Media narratives can often shape perception, but deeper data can tell a more nuanced story. While some energy transactions can be settled in yuan and US the share of the dollar in global reserves has fallen from 71 percent to 59 percent since the 1990s, capital flows into U.S. stocks over the past 15 years mean that half of global stock market wealth remains tied to U.S. markets. Boards must learn to navigate these apparent contradictions, recognizing diversification trends and enduring structural strengths.

At a recent private markets conference in London, a leading US private equity partner and investor in the energy transition noted that he has never felt better as an investor, as the market feels “more rational”. Global energy transition investment reached $2.3 trillion in 2025. In 2026, it has continued to accelerate as conflict in West Asia encourages reduced dependence on gasoline and dieseland increased electrification.

Electric vehicles, with fewer moving parts than internal combustion engine vehicles, can play a role in reshaping production strategies, especially in the context of “keeping friends”, “preparing nearby” and getting off the ground.

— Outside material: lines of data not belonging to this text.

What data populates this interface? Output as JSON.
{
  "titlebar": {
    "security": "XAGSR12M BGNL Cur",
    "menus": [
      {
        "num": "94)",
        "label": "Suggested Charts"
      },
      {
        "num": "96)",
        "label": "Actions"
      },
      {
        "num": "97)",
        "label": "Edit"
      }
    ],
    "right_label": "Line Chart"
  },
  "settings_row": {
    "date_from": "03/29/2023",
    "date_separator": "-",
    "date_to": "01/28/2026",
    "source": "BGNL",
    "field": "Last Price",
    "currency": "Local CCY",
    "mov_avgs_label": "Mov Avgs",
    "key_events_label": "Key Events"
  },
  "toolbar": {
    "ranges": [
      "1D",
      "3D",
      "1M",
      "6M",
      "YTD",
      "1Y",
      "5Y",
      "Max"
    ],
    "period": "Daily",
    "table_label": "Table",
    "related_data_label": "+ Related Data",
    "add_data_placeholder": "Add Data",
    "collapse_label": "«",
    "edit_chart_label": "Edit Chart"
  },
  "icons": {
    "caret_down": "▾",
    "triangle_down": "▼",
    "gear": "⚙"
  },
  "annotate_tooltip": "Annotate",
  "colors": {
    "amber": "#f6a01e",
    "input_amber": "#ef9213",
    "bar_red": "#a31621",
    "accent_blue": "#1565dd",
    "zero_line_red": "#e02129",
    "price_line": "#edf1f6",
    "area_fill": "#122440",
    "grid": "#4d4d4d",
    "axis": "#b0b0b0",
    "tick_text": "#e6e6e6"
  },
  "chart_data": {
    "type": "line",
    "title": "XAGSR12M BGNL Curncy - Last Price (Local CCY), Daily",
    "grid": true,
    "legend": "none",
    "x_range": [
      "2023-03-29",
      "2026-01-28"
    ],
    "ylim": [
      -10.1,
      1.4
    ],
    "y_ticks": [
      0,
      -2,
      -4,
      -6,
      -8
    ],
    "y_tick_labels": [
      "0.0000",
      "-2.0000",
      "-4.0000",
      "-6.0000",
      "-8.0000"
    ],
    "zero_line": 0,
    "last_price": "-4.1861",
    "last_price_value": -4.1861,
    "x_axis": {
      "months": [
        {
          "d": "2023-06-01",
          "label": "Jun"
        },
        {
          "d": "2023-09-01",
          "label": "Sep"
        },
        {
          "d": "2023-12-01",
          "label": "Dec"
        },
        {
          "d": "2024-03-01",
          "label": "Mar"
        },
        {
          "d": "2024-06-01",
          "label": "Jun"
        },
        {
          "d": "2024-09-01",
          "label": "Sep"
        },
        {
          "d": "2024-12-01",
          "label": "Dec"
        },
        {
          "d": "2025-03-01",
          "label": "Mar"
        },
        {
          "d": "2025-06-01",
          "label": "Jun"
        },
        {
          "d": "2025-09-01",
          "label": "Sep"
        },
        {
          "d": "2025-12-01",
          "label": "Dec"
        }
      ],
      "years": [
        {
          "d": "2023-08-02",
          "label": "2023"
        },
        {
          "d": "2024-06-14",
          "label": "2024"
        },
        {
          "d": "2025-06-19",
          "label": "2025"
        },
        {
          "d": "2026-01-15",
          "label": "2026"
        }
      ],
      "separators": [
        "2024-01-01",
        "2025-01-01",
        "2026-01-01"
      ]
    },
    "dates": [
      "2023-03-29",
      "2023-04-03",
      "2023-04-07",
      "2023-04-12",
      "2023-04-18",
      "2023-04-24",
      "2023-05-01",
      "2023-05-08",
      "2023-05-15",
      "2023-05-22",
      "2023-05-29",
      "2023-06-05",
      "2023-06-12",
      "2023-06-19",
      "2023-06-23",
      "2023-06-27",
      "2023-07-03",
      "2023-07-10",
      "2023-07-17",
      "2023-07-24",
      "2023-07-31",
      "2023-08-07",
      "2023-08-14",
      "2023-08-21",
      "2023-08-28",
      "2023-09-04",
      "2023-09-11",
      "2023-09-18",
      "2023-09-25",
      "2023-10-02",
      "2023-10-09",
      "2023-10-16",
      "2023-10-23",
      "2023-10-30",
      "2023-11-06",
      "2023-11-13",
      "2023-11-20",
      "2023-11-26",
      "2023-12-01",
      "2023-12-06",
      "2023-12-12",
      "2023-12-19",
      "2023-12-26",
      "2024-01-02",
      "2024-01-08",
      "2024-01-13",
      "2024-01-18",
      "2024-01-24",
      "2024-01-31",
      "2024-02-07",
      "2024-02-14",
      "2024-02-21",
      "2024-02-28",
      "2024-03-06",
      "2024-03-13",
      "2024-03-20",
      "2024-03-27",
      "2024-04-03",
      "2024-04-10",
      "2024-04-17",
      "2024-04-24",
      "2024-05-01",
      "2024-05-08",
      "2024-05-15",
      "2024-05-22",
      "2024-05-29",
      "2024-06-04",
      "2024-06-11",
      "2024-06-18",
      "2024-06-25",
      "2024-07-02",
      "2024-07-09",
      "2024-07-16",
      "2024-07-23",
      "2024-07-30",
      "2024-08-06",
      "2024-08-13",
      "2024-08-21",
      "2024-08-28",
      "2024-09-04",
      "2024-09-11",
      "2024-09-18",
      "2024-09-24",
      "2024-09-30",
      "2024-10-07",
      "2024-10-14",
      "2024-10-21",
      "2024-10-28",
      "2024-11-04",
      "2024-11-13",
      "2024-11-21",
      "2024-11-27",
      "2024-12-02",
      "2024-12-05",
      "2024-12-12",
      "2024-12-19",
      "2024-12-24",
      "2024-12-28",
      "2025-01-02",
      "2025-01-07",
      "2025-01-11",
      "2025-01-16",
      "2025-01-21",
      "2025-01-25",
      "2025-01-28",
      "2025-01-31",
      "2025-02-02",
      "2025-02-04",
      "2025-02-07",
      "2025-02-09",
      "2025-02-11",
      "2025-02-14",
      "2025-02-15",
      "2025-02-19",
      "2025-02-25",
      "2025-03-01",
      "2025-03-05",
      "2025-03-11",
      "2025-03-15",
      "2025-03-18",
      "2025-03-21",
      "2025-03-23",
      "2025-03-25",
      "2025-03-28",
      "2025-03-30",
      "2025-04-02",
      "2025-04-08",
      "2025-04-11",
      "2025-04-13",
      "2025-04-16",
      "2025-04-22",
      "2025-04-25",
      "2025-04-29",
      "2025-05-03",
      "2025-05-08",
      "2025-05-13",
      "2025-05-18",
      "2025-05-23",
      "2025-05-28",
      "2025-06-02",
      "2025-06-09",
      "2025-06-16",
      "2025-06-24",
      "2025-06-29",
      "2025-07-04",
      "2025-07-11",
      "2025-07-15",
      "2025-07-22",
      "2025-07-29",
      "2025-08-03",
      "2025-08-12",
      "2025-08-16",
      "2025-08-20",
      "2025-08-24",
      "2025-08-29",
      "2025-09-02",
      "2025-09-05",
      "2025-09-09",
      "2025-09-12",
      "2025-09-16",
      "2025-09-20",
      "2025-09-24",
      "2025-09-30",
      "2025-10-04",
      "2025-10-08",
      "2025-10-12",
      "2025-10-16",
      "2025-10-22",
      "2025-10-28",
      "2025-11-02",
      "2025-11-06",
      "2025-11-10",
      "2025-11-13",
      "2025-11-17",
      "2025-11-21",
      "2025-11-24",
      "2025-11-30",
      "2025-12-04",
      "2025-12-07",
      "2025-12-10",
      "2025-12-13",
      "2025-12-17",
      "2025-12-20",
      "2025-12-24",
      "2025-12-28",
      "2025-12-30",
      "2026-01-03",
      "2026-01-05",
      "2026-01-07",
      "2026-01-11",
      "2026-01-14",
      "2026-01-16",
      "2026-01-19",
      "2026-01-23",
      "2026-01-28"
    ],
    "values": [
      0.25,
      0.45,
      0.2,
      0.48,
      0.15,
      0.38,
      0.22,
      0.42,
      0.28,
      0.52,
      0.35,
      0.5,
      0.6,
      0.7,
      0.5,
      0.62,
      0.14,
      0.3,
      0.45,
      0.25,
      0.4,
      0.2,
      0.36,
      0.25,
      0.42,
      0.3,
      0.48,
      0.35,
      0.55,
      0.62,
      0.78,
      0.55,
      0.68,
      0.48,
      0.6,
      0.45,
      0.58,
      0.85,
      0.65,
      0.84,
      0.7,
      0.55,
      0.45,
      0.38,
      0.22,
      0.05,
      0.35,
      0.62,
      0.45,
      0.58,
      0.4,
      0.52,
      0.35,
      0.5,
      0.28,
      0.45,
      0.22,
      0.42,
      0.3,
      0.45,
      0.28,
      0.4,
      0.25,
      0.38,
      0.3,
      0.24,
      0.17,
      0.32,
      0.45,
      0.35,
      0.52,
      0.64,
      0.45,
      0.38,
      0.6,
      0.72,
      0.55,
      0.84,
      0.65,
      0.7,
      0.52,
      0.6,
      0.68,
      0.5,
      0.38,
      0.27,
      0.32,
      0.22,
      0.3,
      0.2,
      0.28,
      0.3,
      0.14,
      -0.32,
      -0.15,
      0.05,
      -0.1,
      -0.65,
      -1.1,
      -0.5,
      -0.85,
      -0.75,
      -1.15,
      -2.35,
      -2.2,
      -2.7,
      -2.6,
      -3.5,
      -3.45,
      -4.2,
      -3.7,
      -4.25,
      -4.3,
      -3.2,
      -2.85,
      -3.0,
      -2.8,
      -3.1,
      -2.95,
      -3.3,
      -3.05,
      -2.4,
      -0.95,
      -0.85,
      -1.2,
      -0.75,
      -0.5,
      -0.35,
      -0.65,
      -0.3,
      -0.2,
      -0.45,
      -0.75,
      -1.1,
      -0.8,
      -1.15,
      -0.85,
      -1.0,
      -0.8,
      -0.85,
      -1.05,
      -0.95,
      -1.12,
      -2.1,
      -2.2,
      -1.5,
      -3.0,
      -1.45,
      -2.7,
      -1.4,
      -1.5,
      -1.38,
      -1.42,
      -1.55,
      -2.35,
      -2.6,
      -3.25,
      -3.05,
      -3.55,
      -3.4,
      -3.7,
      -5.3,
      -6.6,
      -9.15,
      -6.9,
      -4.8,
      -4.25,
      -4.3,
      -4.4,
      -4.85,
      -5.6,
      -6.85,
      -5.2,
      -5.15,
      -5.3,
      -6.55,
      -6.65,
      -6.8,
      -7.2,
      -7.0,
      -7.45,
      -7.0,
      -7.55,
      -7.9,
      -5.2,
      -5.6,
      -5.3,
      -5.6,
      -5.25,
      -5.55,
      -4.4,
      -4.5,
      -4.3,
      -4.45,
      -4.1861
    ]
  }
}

However, execution risk remains significant, often less about capital availability and more about infrastructure readiness, such as network capacity. Delays in these systems can cascade, affecting the timelines and returns on all theses investments. Regardless of ideological stance, boards must engage with realpolitik in a nuanced way, identifying both risks and emerging opportunities as they crystallize.

The last word

Governance is a contact sport. Boards and business leaders run a marathon consisting of several relay races, and the current stage is determined by industrial mastery, competing spheres of influence, and shifting power dynamics.

Amid the rapid changes, the main role of boards remains the same: to make choices. Free markets have always been about freedom of choice, within limits. Today, those boundaries are simply being defined by the state. How organizations play within themselves, and where they choose to push against them, will define the next era of corporate performance.

Shefaly Yogendra, PhD, is an experienced board director and independent advisor with strong expertise and rich experience in geopolitics and technology. Her book “Unexplored spaces. Reset the agenda. Reimagine the boardroom.” it’s out now.